Menyangkal Diri dan Memikul Salib

Markus 8:31-38

Nats khotbah memberi kita suatu perenungan bahwa berjalan bersama Yesus tidak menjamin kenikmatan dunia. Itulah sebabnya menjawab pernyataan orang yang mengatakan, “Aku akan mengikut Engkau kemana saja Engkau pergi,” Yesus berkata dengan keras, “Serigala mempunyai liang dan burung mempunyai sarang, tetapi Anak Manusia tidak mempunyai tempat untuk meletakkan kepalaNya” (Luk 9:58). Meskipun tidak ada jaminan secara duniawi bagi yang mengikut Yesus, tetapi Yesus menolong kita dari penderitaan. Sebab karena dosa kita manusia, Allah menahan rasa dari rasa nyeri. Ungkapan pada ayat 31: harus menanggung banyak penderitaan, dapat diartikan bahwa itu adalah penderitaan yang panjang, dan di dalam penderitaan itu harus ada kesabaran. Pengalaman penderitaan inilah yang diajarkan oleh Yesus kepada murid-muridNya, menderita, ditolak, bahkan dibunuh. Dalam keadaan dunia seperti ini, sulit sekali untuk menerima pemberitaan Firman Tuhan tentang salib dan penderitaan. Maka Petrus pada zamannya pun menolak penderitaan itu, sehingga ia menarik Yesus dari kumpulan itu dan menegornya. Yesus menanggapi sikap tersebut dengan mengatakan, “Enyahlah iblis, sebab engkau bukan memikirkan apa yang dipikirkan Allah, melainkan yang dipikirkan manusia (ay 33b).

Di tengah kehidupan ini banyak orang yang menolak penderitaan, tidak ingin bersama Yesus yang menderita, tetapi mau menerima berkat yang melimpah dari Yesus yang menderita. Bahkan terkadang kita muncul sebagai pembela Tuhan, seperti Petrus. Banyak orang yang menolak ajaran Yesus mengenai penderitaan apalagi harus memikul salib. Itu sebabnya akhir-akhir ini trend bagi warga jemaat mendengar khotbah yang bermuatan kesuksesan, sukacita, teologia yang membawa kepada masa depan yang cemerlang. Ketahanan dan kesabaran mulai memudar dari diri manusia dewasa ini, tidak lagi bertahan dengan yang sulit dicapai, semua ingin serba cepat tidak mau capek lagi. Perkembangan teknologi semakin membuat manusia lebih suka yang instan daripada yang alami.
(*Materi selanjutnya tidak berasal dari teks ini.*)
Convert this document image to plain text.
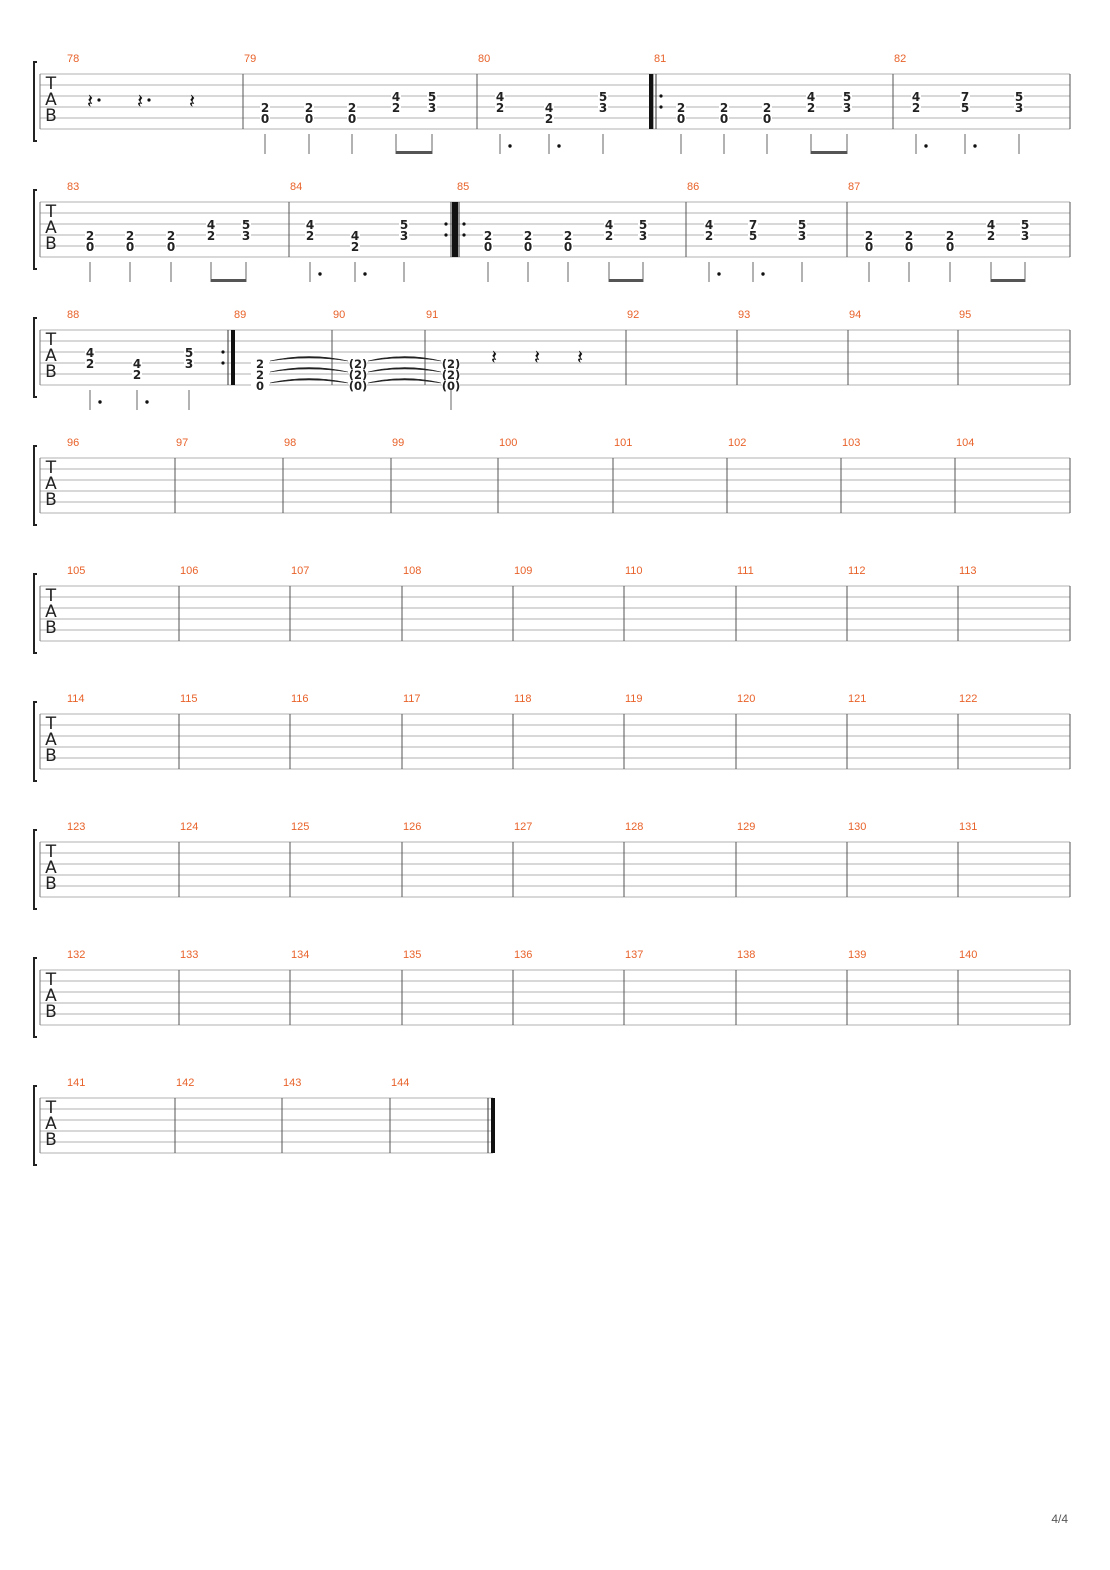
T
A
B
78
𝄽 𝄽 𝄽
79
2
0
2
0
2
0
4
2
5
3
80
4
2	4
2
5
3
81
2
0
2
0
2
0
4
2
5
3
82
4
2
7
5
5
3
T
A
B
83
2
0
2
0
2
0
4
2
5
3
84
4
2	4
2
5
3
85
2
0
2
0
2
0
4
2
5
3
86
4
2
7
5
5
3
87
2
0
2
0
2
0
4
2
5
3
T
A
B
88
4
2	4
2
5
3
89
2
2
0
90
(2)
(2)
(0)
91
(2)
(2)
(0)
𝄽 𝄽 𝄽
92	93	94	95
T
A
B
96	97	98	99	100	101	102	103	104
T
A
B
105	106	107	108	109	110	111	112	113
T
A
B
114	115	116	117	118	119	120	121	122
T
A
B
123	124	125	126	127	128	129	130	131
T
A
B
132	133	134	135	136	137	138	139	140
T
A
B
141	142	143	144
4/4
Untuk bisa mengerti dan melakukan kehendak Allah, dapat kita lihat dari perkataan Yesus berikutnya, “Setiap orang yang mau mengikut Aku, harus menyangkal diri, memikul salibnya dan mengikut Aku.” Apa yang dipikirkan Allah tidak seperti yang dipikirkan oleh Petrus yakni Mesias sebagai raja dan mendirikan kerajaanNya sebagai ganti dari kerajaan yang sudah ada saat itu. Di saat dunia mencari mesias politik dan siap memberi kuasa dan wibawa, Allah datang dalam diri Yesus sebagai mesias yang menderita. Tentu Petrus merasa malu dengan kenyataan ini, sehingga mencoba membujuk Yesus untuk undur dari salib. Di sinilah letak kurangnya pemahaman dan pengenalan serta kegagalan mereka untuk mengikut Yesus.

Syarat untuk mengikut Yesus yakni penyangkalan diri, memikul salibnya, dan pengambilan keputusan harus dengan konsekuensi. Bila kita telah rela maka harus melakukan ketiga hal tersebut berarti ikut percaya bukan karena hanya ingin sukses, hanya diberkati. Ikut berarti ada penyangkalan diri, merendahkan hati. Penyangkalan diri merupakan sebuah sikap yang diwujudkan dalam tekad, keinginan, dan keberanian diri untuk tidak lagi hanya menyenangkan diri tetapi sudah siap berkorban bagi orang lain. Hal ini merupakan bentuk dari solidaritas Allah kepada manusia yang kita wujudkan dalam kehidupan bersama kepada orang lain. Hidup bersama Yesus dan melakukan kehendakNya adalah tujuan bersama kita sehingga pada akhirnya hidup kita mampu melakukan yang Tuhan inginkan (bdk Flp 4:8).